Gérard Depardieu, le monstre sacré et l’homme rattrapé par son époque
Oui, Gérard Depardieu a été un immense acteur. Un monstre du cinéma français, au sens noble et brut du terme. Une nature. Une présence. Un corps avant tout, une voix, une gouaille, une vérité presque animale. Depardieu n’a pas seulement joué des rôles : il a imposé une manière d’être au cinéma. Quelque chose de terrien, d’instinctif, de profondément charnel. Il a inspiré les plus grands réalisateurs parce qu’il était ingérable, imprévisible, vivant. Et c’est précisément pour cela qu’il était juste.
Son apport au cinéma français est réel, durable, incontestable. On ne l’effacera pas.

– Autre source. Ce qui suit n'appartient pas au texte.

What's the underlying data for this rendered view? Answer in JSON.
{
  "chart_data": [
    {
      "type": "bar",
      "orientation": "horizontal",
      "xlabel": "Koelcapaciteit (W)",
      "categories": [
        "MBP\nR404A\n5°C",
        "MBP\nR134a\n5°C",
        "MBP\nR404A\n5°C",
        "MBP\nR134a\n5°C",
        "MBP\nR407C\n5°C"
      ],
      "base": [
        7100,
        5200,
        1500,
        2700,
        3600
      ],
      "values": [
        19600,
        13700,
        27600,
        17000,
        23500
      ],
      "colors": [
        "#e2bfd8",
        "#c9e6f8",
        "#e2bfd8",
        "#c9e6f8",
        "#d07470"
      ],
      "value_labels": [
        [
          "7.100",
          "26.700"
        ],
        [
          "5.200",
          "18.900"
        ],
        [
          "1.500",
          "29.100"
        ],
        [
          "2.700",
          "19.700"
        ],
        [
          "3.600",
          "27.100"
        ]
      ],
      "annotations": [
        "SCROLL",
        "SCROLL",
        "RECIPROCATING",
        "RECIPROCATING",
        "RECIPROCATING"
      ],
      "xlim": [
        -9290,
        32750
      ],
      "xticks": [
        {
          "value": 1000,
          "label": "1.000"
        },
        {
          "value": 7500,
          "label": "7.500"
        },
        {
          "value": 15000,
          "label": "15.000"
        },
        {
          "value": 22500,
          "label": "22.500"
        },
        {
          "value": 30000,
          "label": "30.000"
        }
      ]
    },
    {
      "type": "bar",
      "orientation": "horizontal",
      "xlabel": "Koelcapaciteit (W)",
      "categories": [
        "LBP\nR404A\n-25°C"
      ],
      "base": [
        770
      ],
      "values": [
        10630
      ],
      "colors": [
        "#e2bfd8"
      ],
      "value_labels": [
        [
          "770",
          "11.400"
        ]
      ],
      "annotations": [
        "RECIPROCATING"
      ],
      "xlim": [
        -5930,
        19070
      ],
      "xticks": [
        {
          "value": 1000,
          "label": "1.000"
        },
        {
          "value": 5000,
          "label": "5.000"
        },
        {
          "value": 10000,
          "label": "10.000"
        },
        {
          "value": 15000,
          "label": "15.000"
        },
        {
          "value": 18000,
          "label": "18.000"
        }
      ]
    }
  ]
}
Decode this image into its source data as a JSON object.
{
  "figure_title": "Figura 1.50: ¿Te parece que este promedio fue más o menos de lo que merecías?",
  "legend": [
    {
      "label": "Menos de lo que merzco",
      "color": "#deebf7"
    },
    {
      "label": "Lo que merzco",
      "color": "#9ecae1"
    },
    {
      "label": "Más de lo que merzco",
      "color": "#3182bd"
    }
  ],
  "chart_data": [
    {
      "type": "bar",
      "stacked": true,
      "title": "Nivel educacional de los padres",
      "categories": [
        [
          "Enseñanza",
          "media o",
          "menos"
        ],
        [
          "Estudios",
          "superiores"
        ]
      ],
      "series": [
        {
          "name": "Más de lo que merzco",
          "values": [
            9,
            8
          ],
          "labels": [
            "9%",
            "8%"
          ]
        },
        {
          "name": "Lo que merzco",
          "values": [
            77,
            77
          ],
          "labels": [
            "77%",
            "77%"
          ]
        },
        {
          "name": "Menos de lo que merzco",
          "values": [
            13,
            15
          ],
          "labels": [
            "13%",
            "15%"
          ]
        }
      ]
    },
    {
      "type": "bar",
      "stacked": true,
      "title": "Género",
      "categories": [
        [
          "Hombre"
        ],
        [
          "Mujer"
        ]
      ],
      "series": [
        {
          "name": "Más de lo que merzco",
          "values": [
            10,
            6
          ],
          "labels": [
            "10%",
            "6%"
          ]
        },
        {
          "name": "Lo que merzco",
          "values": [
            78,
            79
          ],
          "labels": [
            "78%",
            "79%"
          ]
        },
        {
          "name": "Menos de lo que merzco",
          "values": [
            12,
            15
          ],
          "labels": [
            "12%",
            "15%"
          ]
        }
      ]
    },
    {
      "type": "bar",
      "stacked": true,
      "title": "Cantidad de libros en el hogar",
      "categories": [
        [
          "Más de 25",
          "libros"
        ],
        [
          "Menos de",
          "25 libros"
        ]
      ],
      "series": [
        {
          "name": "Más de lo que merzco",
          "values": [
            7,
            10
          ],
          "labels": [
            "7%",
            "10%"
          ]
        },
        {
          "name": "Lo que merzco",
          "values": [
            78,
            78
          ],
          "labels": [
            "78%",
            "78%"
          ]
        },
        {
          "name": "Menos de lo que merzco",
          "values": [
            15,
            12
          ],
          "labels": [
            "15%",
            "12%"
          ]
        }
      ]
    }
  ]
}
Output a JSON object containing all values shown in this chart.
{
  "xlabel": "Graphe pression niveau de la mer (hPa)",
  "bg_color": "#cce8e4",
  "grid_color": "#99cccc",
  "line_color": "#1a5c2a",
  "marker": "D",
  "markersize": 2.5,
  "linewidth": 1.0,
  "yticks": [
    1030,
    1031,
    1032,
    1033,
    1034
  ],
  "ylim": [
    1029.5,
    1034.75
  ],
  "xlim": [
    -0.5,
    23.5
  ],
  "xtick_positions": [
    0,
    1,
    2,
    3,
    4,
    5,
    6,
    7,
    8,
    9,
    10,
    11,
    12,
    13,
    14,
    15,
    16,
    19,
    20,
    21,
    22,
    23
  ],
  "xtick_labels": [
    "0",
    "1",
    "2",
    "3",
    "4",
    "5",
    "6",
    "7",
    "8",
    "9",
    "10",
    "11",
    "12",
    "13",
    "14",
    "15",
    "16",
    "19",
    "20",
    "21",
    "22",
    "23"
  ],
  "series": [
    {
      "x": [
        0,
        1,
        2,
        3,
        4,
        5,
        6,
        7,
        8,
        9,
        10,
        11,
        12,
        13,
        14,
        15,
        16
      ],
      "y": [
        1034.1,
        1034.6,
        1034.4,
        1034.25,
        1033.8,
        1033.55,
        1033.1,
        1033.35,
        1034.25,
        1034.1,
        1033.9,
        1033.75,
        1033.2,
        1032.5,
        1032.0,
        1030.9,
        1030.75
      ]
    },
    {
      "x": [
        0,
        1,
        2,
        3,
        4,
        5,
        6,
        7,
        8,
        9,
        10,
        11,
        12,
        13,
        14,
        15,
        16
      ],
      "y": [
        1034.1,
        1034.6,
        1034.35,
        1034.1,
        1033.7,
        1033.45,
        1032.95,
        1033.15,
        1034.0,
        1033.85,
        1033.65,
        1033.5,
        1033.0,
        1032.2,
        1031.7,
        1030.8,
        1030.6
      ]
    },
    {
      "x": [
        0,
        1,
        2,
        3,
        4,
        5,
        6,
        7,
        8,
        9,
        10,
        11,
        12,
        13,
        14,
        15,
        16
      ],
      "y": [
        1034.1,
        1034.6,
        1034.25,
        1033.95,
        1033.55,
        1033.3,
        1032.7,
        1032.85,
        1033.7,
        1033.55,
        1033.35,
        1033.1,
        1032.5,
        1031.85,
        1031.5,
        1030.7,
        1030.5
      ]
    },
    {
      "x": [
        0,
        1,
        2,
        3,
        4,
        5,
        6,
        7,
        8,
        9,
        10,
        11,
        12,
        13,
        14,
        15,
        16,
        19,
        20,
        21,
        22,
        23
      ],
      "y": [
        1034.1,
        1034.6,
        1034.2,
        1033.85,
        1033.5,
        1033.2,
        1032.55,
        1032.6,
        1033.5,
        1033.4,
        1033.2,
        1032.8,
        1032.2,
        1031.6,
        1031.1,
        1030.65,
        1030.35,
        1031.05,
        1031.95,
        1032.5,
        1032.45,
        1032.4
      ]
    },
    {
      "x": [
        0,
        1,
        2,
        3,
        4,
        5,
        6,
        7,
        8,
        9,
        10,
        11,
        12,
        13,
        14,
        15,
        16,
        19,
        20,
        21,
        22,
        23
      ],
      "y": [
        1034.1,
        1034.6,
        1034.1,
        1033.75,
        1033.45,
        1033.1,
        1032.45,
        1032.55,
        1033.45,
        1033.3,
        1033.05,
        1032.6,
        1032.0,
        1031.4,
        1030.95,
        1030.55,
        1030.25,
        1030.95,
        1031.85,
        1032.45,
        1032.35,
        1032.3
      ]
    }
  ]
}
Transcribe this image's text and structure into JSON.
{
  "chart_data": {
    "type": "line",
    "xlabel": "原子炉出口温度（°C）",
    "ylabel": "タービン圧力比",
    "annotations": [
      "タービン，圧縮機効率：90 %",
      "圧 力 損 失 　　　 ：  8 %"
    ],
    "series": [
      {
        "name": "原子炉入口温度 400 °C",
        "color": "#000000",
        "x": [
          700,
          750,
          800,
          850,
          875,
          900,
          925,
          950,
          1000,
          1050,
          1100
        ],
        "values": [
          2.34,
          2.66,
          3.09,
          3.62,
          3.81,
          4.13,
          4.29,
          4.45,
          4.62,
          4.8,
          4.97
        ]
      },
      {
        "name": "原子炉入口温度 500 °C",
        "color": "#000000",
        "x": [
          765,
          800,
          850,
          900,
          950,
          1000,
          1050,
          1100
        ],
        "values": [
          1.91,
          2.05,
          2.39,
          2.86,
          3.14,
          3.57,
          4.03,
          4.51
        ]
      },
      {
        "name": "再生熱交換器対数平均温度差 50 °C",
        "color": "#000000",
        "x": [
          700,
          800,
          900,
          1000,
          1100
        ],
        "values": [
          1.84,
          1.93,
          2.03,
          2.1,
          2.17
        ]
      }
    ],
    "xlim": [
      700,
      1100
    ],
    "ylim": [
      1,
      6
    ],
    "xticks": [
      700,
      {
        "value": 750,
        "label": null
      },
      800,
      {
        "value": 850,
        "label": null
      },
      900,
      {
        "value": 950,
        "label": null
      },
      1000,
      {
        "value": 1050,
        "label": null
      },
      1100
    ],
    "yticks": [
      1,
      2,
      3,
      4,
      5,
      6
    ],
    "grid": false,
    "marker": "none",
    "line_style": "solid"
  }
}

On ne le minimisera pas sans mentir à l’histoire du cinéma. Il a porté des films, des auteurs, des époques. Il a incarné une forme de liberté sauvage que le cinéma aime mais que la société finit toujours par payer.
Aujourd’hui, pourtant, Gérard Depardieu ne fait plus de cinéma. Ou plus vraiment. On peut le regretter ou non. Peut-être a-t-il simplement été au bout de son chemin artistique. Peut-être que tout avait déjà été donné, brûlé, consommé. Certains artistes s’éteignent sans le savoir, d’autres continuent par inertie. Lui semble avoir quitté la scène bien avant que le rideau ne tombe officiellement.
Mais la question n’est plus là.
Car l’homme, lui, pose problème. Un vrai problème. Ce que la société acceptait autrefois, l’outrance, la vulgarité, les comportements lourds, déplacés, parfois humiliants envers les femmes, elle ne l’accepte plus. Et c’est tant mieux. Ce qui passait pour de la “liberté”, de la “provocation” ou du “génie excessif” est désormais nommé pour ce que c’est : des abus de pouvoir, des violences symboliques ou réelles, des attitudes d’un autre temps.
Pour l’instant, Gérard Depardieu est présumé innocent. C’est un principe fondamental, non négociable. Mais il est aussi accusé de faits graves, de comportements indéfendables, et surtout révélateurs d’une époque où certains hommes se croyaient intouchables. Cette époque se referme. Lentement, mais sûrement.
Oui, il faut dissocier l’acteur et l’homme. C’est nécessaire intellectuellement, culturellement, historiquement. On ne peut pas effacer ce qu’il a apporté au cinéma français. On ne peut pas faire comme s’il n’avait jamais existé, jamais compté. Ce serait une falsification.
Mais cette dissociation ne protège pas l’homme. Elle ne l’absout pas. Elle ne le met pas à l’abri.
Dans les mois et les années à venir, Gérard Depardieu sera mis face à ses zones d’ombre. Face à ce que la société n’accepte plus. Face à ce que la justice devra trancher. Et il est très probable que cette confrontation laisse une trace indélébile. Peut-être une condamnation judiciaire. À coup sûr, une condamnation morale.
Le monstre sacré appartient désormais au passé.
L’homme, lui, doit répondre au présent.